Dans cet article nous analysons la dynamique du marché du saké. Sur la base des statistiques les plus récentes, nous montrons que le marché est à deux vitesses, et trouve malgré tout des relais de croissance à l’étranger.
Le marché du saké traverse une période assez compliquée. Au Japon, cette boisson millénaire fait face à un déclin structurel de la consommation domestique, tandis qu’à l’international, elle connaît un essor remarquable. Cette analyse examine les dynamiques actuelles de ce secteur en mutation, entre contraction du marché japonais et expansion mondiale. Notre cabinet d’études marketing a utilisé les statistiques des 10 dernières années pour cette analyse.
Contactez le cabinet IntoTheMinds
L’essentiel à retenir
- La part du saké dans le marché japonais des boissons alcoolisées a chuté de 70% à 5% depuis 1945
- Les exportations japonaises représentent moins de 10% des ventes totales mais progressent rapidement
- La France occupe le 9e rang mondial des importateurs et le 1er rang européen
- 3% : part de la production japonaise de saké destinée à l’exportation en 2016
- 60 : nombre de pays vers lesquels le saké japonais était exporté en 2016
- 87M$ : valeur des exportations japonaises de saké en 2012
- 590M$ : valeur des exportations japonaises de saké en 2020
- <10% : part des exportations dans les ventes totales de saké japonais en 2025
- -14% : recul des exportations japonaises de saké sur un an (2024-2025)

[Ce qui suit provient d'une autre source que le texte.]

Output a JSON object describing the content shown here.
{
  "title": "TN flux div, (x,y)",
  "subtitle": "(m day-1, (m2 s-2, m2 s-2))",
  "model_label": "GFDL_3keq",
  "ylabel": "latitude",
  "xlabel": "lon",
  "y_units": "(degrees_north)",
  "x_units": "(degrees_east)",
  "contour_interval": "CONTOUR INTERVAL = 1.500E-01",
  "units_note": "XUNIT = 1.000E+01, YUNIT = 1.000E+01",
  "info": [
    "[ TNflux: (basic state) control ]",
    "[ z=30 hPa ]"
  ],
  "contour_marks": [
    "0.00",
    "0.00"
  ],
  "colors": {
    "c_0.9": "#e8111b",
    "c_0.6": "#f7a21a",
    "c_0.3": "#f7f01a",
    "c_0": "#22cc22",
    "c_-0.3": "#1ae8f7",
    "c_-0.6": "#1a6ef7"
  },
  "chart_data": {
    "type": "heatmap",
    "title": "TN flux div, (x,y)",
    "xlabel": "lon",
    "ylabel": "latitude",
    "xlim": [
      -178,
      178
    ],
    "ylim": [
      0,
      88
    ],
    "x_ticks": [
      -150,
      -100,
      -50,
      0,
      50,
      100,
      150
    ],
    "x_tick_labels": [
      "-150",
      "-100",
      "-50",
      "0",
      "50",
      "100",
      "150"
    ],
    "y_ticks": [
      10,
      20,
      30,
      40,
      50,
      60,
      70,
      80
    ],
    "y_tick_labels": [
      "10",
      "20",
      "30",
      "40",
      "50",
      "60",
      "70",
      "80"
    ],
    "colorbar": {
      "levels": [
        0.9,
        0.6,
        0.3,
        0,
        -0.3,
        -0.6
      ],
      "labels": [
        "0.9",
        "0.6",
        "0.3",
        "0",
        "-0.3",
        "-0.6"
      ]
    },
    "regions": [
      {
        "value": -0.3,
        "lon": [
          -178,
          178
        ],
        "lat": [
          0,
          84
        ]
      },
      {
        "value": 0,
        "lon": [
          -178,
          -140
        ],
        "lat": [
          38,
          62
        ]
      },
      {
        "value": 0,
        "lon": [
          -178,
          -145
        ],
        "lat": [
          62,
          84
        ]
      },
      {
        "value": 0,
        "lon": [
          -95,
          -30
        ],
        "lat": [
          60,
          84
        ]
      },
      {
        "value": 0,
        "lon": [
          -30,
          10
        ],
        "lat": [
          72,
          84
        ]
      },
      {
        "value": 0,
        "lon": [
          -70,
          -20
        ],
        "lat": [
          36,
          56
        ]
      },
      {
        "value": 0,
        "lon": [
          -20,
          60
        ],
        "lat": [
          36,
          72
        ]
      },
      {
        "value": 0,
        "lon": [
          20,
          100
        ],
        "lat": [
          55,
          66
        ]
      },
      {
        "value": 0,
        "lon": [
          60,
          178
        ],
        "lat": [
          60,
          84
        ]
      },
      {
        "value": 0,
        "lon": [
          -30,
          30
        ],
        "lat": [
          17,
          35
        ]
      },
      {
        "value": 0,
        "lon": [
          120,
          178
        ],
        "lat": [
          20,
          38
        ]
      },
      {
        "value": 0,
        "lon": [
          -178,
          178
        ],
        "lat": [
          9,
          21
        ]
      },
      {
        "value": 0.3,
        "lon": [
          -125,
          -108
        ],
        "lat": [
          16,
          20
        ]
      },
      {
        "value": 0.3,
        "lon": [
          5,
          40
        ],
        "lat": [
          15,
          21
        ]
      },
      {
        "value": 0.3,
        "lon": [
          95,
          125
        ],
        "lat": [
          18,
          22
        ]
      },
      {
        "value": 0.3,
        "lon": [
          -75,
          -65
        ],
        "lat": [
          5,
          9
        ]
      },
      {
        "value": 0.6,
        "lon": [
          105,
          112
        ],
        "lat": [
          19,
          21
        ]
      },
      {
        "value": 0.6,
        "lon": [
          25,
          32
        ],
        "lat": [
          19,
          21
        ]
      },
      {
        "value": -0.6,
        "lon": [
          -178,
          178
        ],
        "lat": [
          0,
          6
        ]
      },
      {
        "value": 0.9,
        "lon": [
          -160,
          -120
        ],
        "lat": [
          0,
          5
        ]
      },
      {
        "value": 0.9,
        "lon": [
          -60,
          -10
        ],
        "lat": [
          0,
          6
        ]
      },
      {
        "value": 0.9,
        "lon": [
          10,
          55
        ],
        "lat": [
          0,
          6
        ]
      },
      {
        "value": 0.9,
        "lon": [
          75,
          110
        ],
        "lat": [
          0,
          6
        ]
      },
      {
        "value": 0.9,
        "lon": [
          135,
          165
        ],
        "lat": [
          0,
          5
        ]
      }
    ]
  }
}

- 5% : part de marché du saké dans le marché des boissons alcoolisées au Japon (2024)
- 32 : nombre moyen de brasseries de saké qui ferment chaque année au Japon depuis le pic de 1973
- +65% : hausse du volume de saké importé en France entre 2019 et 2021
- 12% : part des consommateurs français de spiritueux déclarant en 2022 avoir acheté du saké au cours des 12 derniers mois
- 20% : part des consommateurs français déclarant consommer du saké en accompagnement d’un repas en 2022
- +5 points : progression de la part des acheteurs de saké en France entre 2019 et 2022
Un marché domestique japonais en déclin structurel
L’état du marché japonais révèle des tendances préoccupantes pour cette industrie traditionnelle. La part du saké dans le marché des boissons alcoolisées au Japon est passée de plus de 70% après la Seconde Guerre mondiale à seulement 5% en 2024. Cette chute drastique s’accompagne d’une réduction de 70% de la consommation depuis les années 1970, avec un niveau actuel représentant un tiers du pic atteint en 1973. En ceci, on peut dire que le Japon suit les tendances observées dans d’autres pays : on y consomme de moins en moins de boissons alcoolisées et le segment « No/Low » ne fait que croître.
Cette contraction se répercute directement sur la structure productive de l’industrie. Le nombre de brasseries a chuté de 30 000 à la fin du XIXe siècle à 1 300 en 2025, avec une moyenne de 32 fermetures annuelles depuis 1973. En 2016, la production japonaise atteignait 606 000 kilolitres, dont seulement 3% étaient destinés à l’exportation vers 60 pays.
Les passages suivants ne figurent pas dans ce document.